Honeywell's new touchscreen controls Gulfstream's G500 Symmetry flight deck. Photo courtesy of Honeywell
Honeywell is the cockpit integrator for the upcoming Gulfstream G500, which just received FAA type and production certification, and the longer-range G600.
The company also supplies a number of parts, most notably the Symmetry flight deck's new central nervous system, the touchscreen pilot interface, which aims to provide wide-ranging functionality while decreasing pilot workload according to Dan Fuller, Honeywell's aerospace VP for business aviation.
"We now have this touchscreen device that is really set up predominantly by phase of flight, and it's very intuitive for the pilot," Fuller said. "You know, Gulfstream lay down the framework for that as to how all these different components and functionalities within the cockpit will play together in unison for the pilot to make it easy for them, and that's what the touchscreen does. It's really the central point of control for this integrated cockpit."

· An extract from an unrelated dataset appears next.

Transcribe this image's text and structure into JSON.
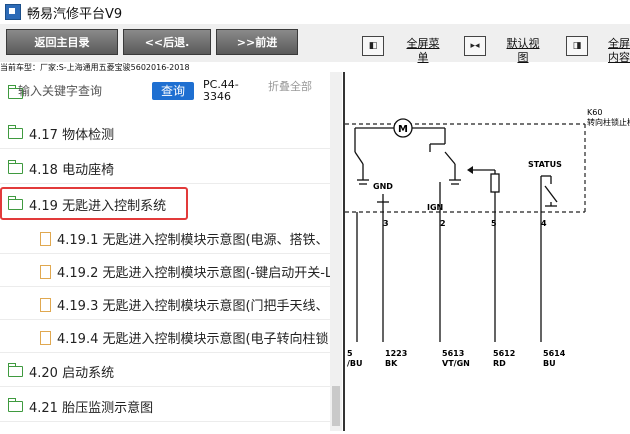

Honeywell's new touchscreen is designed to remind of consumer smartphones and tablets to aid in the learning curve. Through it, pilots can access system controls, flight management, communications, checklists, and weather and flight information.
Honeywell has been developing its newest cockpit solutions for the G500 and G600 alongside Gulfstream since 2011, according to Fuller. Over that time, the exact capabilities and technology have evolved and been refined some, but Fuller said the long development cycle has ensured a mature, ready product.
"There are some components like the new touchscreens in the cockpit that have a reliance on Gulfstream to perform 'X' amount of certain testing to demonstrate their compliance to the FAA standards or EASA standards," Fuller said. "A lot of hard work between the two companies; lot of time spent. ... This has been going on since the 2011 timeframe in earnest and now we've got a very mature product together, something that really hasn't been introduced into business aviation before."
That level of maturity owing to "many thousands of hours of testing" is why Fuller is so excited about the system; he thinks customers will be "delighted with it."
As the cockpit integrator, a big part of Honeywell's job was ensuring that its new technology worked smoothly with that of Esterline, BAE Systems, Thales, GE Aviation, and other suppliers.
"We're dealing with a lot of the technologies that were interfacing before with the MCDU (multi-function control and display) device," Fuller said. "And now we're saying, 'now you have to play with the new touchscreen device.' So, the interface for all of those features really had to change; the core functionality did not change, it only matured."
In addition to other suppliers' products, such as BAE's new active-control sidesticks and an Elbit Systems EVS, that avionics technology also includes multiple Honeywell solutions. Beyond the flagship touchscreen, Honeywell is providing the G500/600 with its SmartView SVS, 2-D and 3-D airport moving maps, HGT400 APU and environmental and cabin pressure control systems.
Fuller did not specify a timeline for this system to be available as a retrofit option for other Gulfstream jets, such as the G650, but indicated it could take some time to go through the necessary steps.
Gulfstream expects to begin deliveries of the $45.5 million G500 by the end of 2018 with the $58 million G600 close behind.